Schaut man sich die Geräusch- und Handlungspalette an, wird einmal mehr deutlich, dass es sehr wahrscheinlich zuvor in kümmernden Situationen zu Konditionierungen gekommen ist, wenn ASMR-Trigger wirken. Emma L. Barratt und Nick J. Davis haben in ihrer bereits erwähnten empirischen Studie, die angesichts einer Fülle neuer ASMR-Videos und -Praktiken sicherlich schon als veraltet gelten kann, folgende Responsewahrscheinlichkeit bestimmten Triggern zugeordnet: Auf Whispering reagieren 75% der Befragten, auf Personal Attention 69%, auf Crisp Sounds (Metallic Foil, Tapping, Fingernails, etc.) 64%, auf Slow Movements 53%, Repetitive Movements 36%, Smiling 13%, Aeroplane Noise 3%, Vacuum Cleaner Noise 2%. Die Kategorien wirken insgesamt inkommensurabel und letzteres Ergebnis absurd, aber es handelt sich beim Staubsauger-Geheul und -Gebrumme immerhin um ein häufig wiederkehrendes Zuhause-Geräusch. Selbst ich als Flugängstliche kann mir vorstellen, was an Flugzeuggeräuschen beruhigend ist, nämlich gar nichts, aber sie erinnern an den betüttelnden Habitus von Flugbegleiter*innen.

Wo wir beim Setting wären – Geräusche und Handlungen werden teilweise ohne fiktiv-erzählerischen Rahmen vollzogen, indem die YouTuber*innen als XY, die sie sind, entweder so tun, als berührten sie die Kamera, also das Gesicht der Rezipient*innen, oder diese Handlungen an sich selbst vollziehen.
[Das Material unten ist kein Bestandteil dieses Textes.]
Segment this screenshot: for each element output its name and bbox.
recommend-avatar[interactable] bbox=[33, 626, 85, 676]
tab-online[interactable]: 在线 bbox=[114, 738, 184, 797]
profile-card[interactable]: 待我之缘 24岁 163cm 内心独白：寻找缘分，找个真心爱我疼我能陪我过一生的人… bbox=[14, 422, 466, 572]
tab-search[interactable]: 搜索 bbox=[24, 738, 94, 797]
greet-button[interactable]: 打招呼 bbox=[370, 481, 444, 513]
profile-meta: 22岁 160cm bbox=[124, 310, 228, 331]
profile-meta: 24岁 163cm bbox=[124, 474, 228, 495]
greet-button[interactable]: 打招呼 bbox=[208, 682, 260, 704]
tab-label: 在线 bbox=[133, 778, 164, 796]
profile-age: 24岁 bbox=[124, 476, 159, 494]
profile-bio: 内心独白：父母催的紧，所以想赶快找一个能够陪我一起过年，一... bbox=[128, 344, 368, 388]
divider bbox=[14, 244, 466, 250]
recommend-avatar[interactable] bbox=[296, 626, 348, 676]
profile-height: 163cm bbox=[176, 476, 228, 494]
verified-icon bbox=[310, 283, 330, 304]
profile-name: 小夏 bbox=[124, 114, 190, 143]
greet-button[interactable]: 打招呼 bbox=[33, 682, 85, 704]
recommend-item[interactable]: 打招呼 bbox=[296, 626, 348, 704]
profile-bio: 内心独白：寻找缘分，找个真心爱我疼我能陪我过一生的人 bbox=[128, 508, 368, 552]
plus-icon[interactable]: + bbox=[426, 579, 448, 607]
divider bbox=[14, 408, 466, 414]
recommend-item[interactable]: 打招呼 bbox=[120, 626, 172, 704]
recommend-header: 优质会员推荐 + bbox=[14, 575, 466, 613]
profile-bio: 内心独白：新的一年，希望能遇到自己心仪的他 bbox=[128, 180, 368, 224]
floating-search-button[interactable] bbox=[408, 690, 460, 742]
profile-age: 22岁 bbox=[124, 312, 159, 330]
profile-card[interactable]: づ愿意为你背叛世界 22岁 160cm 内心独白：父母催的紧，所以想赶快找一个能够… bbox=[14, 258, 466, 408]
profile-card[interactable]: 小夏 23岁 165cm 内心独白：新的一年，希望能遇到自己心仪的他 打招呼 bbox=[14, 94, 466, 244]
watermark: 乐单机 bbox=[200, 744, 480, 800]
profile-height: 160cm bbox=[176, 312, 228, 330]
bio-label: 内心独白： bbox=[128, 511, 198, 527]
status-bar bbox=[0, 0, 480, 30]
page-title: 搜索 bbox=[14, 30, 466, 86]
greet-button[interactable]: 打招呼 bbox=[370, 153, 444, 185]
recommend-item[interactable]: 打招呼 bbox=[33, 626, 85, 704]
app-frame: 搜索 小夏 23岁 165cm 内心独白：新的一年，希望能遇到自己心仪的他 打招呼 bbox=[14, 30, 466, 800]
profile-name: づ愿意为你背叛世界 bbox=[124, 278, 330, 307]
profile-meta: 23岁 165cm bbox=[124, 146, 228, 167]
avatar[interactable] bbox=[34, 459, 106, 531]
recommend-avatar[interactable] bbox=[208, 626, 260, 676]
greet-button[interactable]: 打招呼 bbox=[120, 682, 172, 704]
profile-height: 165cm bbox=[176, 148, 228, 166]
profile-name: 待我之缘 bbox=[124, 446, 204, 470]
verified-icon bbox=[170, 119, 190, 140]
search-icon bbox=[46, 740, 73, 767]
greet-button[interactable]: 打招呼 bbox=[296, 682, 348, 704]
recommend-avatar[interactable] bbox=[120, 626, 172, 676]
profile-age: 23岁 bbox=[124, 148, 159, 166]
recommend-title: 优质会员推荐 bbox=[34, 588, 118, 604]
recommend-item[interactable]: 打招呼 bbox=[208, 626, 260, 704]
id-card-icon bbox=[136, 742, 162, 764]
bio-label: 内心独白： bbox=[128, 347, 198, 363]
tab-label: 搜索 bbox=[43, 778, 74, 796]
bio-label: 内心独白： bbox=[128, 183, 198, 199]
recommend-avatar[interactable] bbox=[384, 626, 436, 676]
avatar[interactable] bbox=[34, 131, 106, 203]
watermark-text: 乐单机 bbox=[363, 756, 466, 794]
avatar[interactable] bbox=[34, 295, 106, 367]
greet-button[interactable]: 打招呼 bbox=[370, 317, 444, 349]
Nicht selten wird beides kombiniert. Als Trockenübungen streichen sich die YouTuber*innen dann selbst über Gesichtspartien, um anschließend auf oder über die Kamera, also in das Gesichtsfeld der Zuschauer/hörer*innen, zu greifen. Es ist interessant, wie gut das funktioniert, wie zielsicher die YouTuber*innen in die Ecke des Bildschirms und darüber hinausgreifen, und wie wir uns diese Ecke als unser Ohr vorstellen können. Aber natürlich muss auch gesagt oder geflüstert werden, dass jetzt sanft das Ohr berührt wird. Teilweise findet ein sog. ›Role Play‹ statt, d.h. es gibt eine fiktiv-diegetische Rolle und Geschichte, in deren Rahmen die YouTuber*innen Kosmetiker*innen, Ärzt*innen, Heiler*innen, Maler*innen, besagte Flugbegleiter*innen etc. spielen, die sich an die Zuschauer/hörer*innen adressieren, als seien sie Kund*innen in den Salons, Praxen, Ateliers etc.

Besonders einfallsreich und gekünstelt wirkt die Gesichtsvermessung, während der immer wieder ein Maßband in das Bildfeld gehalten wird, das beim Ab- und Aufrollen ksssst und srrrrt, und mit einem Stift hörbar auf Papier unsere Gesichtsmaße, z.B. der Abstand zwischen den Augen, notiert werden. Es findet in den ›Role Plays‹ ein imaginierter Dialog statt, der ebenfalls gut abgemessen sein will. Unsere Antworten auf Fragen bleiben die Leerstellen, in denen es eigentlich so viele Variationsmöglichkeiten wie Rezipient*innen gibt, aber auf die Frage ›Wie geht es Ihnen‹ folgt eine Pause mit fragendem und abwartendem, interessiertem und liebem Blick in die Kamera, und dann entweder die Antwort: ›Verstehe, mir geht es auch nicht so gut‹ oder: ›Ja, das ist fein. Ich freue mich, dass es Ihnen gut geht‹.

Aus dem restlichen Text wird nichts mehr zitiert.